Sukhdev participated in numerous revolutionary activities such as a prison hunger strike in 1929; he is best known for his assaults in the Lahore Conspiracy Case (1929–1930). He is best remembered for his involvement in the assassination of Assistant Superintendent of Police, J. P. Saunders, on 17 December 1928, by Bhagat Singh and Shivaram Rajguru, undertaken in response to the violent death of the veteran leader Lala Lajpat Rai.

Lahore Conspiracy Case

Sukhdev was the prime accused in the Lahore Conspiracy Case of 1929, whose official title was “Crown versus Sukhdev and others.” The first information report (FIR) of the case, filed by Hamilton Harding, Senior Superintendent of police, in the court of R.S. Pandit, the Special Magistrate in April 1929, mentions Sukhdev as accused number 1. It describes him as Swami alias villager, son of Ram Lal, caste Thapar Khatri. After the Central Assembly Hall bombings in New Delhi (8 April 1929), Sukhdev and his accomplices were arrested, convicted, and sentenced to death.

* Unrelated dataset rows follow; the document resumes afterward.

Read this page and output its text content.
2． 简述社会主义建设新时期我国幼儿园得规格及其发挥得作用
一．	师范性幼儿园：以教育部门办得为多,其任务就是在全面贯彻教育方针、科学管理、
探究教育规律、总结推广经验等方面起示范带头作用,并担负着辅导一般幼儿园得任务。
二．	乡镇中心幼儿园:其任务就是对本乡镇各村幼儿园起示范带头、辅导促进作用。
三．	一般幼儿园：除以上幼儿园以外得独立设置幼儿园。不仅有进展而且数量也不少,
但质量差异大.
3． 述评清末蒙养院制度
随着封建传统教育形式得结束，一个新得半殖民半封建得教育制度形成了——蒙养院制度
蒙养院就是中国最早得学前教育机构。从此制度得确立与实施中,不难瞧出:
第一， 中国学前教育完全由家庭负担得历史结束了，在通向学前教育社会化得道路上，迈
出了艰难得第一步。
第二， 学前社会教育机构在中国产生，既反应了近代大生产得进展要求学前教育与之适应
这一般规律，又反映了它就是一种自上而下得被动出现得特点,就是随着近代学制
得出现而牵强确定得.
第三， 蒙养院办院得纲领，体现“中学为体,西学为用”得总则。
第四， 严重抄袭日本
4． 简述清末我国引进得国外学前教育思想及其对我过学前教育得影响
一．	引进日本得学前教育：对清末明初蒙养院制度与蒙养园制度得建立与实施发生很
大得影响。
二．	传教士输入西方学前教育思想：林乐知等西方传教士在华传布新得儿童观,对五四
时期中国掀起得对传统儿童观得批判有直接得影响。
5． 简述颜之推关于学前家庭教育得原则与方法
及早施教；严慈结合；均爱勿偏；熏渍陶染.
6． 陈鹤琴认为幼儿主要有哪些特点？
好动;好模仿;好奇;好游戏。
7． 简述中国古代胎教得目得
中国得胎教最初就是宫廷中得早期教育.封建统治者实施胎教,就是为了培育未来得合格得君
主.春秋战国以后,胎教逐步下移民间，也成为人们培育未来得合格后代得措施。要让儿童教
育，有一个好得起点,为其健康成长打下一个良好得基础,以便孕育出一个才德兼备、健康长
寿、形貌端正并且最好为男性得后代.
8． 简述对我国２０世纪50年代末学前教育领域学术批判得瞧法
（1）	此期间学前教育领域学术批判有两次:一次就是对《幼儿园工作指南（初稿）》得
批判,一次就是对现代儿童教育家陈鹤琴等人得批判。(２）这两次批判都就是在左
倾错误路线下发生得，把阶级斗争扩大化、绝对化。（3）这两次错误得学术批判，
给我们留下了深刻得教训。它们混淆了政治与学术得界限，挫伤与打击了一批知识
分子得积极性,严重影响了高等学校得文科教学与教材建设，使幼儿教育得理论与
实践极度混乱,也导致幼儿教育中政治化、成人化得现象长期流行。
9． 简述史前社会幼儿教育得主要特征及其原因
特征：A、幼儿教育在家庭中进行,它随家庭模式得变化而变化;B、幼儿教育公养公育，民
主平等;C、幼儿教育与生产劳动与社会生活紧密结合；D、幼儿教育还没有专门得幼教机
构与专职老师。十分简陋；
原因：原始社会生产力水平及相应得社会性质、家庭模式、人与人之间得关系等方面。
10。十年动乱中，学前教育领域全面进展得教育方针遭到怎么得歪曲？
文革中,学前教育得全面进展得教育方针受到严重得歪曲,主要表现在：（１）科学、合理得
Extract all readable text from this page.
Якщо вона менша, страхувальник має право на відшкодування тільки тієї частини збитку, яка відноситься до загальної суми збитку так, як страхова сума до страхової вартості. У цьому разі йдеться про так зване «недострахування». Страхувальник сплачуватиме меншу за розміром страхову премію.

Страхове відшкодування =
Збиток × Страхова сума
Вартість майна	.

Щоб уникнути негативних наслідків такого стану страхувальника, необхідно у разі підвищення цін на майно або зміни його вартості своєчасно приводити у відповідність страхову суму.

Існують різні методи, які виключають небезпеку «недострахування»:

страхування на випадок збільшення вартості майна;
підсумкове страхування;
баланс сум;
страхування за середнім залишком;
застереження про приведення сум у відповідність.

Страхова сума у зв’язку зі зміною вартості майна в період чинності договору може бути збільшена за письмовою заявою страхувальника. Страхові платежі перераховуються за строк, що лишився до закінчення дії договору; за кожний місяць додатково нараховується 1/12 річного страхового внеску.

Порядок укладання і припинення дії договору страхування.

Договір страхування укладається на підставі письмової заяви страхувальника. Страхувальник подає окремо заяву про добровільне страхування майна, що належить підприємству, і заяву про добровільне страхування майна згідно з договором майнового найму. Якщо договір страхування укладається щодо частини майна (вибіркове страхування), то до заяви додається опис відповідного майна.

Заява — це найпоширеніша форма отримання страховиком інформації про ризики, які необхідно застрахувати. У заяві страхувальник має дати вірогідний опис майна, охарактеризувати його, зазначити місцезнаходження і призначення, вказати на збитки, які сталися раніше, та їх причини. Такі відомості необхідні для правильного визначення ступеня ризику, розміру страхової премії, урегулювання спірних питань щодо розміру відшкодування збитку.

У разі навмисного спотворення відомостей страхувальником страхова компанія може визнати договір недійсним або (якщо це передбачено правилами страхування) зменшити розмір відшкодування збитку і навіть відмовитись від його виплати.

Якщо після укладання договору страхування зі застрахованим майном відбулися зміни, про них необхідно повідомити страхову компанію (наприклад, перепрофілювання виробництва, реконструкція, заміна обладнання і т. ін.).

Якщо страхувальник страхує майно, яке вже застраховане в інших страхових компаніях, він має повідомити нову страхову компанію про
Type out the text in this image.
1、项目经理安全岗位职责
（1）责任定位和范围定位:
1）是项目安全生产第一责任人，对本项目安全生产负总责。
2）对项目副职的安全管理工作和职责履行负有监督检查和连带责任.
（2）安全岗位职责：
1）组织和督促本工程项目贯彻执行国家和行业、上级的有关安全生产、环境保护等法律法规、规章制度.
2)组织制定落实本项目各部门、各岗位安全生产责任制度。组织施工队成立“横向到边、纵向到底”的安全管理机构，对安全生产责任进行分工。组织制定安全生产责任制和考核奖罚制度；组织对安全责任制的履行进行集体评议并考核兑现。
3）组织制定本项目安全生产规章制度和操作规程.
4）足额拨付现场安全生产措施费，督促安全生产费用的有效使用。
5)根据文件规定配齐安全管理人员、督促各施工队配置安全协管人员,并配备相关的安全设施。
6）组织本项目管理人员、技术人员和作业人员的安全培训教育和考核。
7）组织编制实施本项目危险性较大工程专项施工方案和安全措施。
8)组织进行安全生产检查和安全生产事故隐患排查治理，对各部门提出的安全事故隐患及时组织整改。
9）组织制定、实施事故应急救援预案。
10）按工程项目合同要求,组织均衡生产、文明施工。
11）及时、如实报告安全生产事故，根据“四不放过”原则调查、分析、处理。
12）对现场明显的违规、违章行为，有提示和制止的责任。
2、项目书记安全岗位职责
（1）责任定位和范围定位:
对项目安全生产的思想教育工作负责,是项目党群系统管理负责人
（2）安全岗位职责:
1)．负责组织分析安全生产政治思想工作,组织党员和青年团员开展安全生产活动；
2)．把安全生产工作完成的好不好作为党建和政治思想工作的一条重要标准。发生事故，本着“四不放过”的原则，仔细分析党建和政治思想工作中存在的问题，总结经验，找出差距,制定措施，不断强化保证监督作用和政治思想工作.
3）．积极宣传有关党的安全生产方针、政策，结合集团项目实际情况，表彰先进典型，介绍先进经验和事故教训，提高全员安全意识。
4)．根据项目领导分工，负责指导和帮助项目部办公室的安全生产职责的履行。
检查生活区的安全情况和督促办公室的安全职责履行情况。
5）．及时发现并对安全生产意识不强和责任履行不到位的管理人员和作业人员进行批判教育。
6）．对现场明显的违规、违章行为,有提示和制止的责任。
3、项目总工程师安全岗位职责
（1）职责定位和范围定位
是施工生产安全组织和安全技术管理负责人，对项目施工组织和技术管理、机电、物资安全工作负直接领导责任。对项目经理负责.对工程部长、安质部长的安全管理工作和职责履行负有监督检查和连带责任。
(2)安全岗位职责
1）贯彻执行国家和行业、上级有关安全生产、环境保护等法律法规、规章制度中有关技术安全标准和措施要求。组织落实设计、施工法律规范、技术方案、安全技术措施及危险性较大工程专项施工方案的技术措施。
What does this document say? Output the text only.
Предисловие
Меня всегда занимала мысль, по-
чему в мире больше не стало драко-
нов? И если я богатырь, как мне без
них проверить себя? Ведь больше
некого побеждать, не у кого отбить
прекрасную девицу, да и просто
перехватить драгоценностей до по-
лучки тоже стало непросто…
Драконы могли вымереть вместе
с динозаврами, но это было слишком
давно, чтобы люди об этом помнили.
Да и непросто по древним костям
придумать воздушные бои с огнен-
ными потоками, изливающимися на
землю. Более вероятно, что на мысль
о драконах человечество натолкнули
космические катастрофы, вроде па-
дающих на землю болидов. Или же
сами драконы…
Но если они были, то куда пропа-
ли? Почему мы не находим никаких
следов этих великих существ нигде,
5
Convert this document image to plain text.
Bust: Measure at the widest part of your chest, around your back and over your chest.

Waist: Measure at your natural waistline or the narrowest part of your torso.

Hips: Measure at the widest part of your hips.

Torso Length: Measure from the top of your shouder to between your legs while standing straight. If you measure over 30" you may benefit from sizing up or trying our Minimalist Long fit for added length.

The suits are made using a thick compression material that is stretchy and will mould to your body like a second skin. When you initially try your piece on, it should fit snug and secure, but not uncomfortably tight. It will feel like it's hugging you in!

Front page of The Tribune announcing the executions

On 23 March 1931, Thapar was hanged in Lahore Central Jail, along with Bhagat Singh and Shivaram Rajguru. Their bodies were secretly cremated at the banks of the River Sutlej.

Reactions to the executions

The executions were widely reported in the press, especially as they took place on the eve of the annual convention of the Indian National Congress in Karachi. The New York Times reported:

A reign of terror in the city of Cawnpore in the United Provinces and an attack on Mahatma Gandhi by a youth outside Karachi were among the answers of the Indian extremists today to the hanging of Bhagat Singh and two fellow-assassins.

B. R. Ambedkar, writing in an editorial in his newspaper Janata, blamed the British government for its decision to go ahead with the executions, despite strong popular support for the revolutionaries. He felt that the decision to execute the trio was not taken in the true spirit of justice, but was driven by the Labour Party-led British government’s fear of backlash from the Conservative Party and a need to appease public opinion in England. The Gandhi-Irwin pact, signed just weeks before the execution, was viewed by the Conservatives as having dented the prestige of the British Empire. In such a situation, if the British government or the Viceroy of India commuted the death sentence awarded to the trio convicted of assassinating a British policeman, it would have given the Conservatives more ammunition to criticize an already weak British government in the parliament.

Legacy

National Martyrs Memorial for Sukhdev, Bhagat Singh and Rajguru

National Martyrs Memorial is located at Hussainiwala, where Sukhdev, along with Bhagat Singh and Rajguru, were cremated. A Martyrs’ Day (Shaheed Diwas) is observed on March 23 in their memory. Tributes and homage is paid at the memorial.

Shaheed Sukhdev College of Business Studies, a constituent college of the University of Delhi, is named in memory of Sukhdev. It was established in August 1987.

Amar Shaheed Sukhdev Thapar Inter-State Bus Terminal is the main bus stand of Ludhiana city, the birthplace of Sukhdev.